Eric Silver was sitting at the far end of the conference table with Emily.  He appeared quite sullen to Paroophoron and the two humans.

“Why are we watching him again?” a scowling Flower asked Amaurosis Fugax.

“Because it is vitally important to understand what happens here,” replied the brain.  “This scene is occurring virtually as we speak and it will influence the events of tonight…Tuesday evening.”

“And why are we standing on the conference table?” asked Jude.

“I’m sorry,” came the response from Amaurosis Fugax who was floating alongside them above the table.  “I had to put this projection together hastily.  It’s a bit awkward, but rest assured, they can’t see us.”
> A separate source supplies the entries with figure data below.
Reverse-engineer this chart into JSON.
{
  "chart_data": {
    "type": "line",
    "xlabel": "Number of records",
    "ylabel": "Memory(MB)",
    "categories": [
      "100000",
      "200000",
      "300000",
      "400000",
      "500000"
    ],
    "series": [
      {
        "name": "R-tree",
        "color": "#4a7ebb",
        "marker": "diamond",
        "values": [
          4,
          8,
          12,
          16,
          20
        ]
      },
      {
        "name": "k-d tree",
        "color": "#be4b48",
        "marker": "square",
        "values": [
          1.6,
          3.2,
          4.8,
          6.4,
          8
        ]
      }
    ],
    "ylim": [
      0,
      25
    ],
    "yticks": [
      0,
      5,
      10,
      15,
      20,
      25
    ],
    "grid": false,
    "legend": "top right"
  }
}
“He looks awful,” said Flower pointing to Eric.

“You think that this is bad,” said the brain. “You should have seen him while he was doing a fecal disimpaction an hour ago.  Observe what happens now carefully.”

Emily pretended to stretch and leaned her head behind Eric’s.

“You still aren’t looking well.  You should take it easy today,” she whispered in his ear.

Eric pretended to look down at his notes.

“I can’t,” he said under his breath.  “I’m on-call again tonight.”

Emily gave a nearly inaudible snort.

“So what is that?  One in three?  You were doing one in two for the past two weeks.  It’s ridiculous.  Who’s making up the call schedule?”

“I don’t know.  I…”

“Silver!” shouted Avery.  “Pay attention!”

As he said this, Avery slammed his hand on the table, sending shockwaves of such force, along the flimsy conference table, that Jude, Flower and Paroophoron were thrown onto their backs.  Amaurosis Fugax continued to hover placidly as the other three dusted themselves off.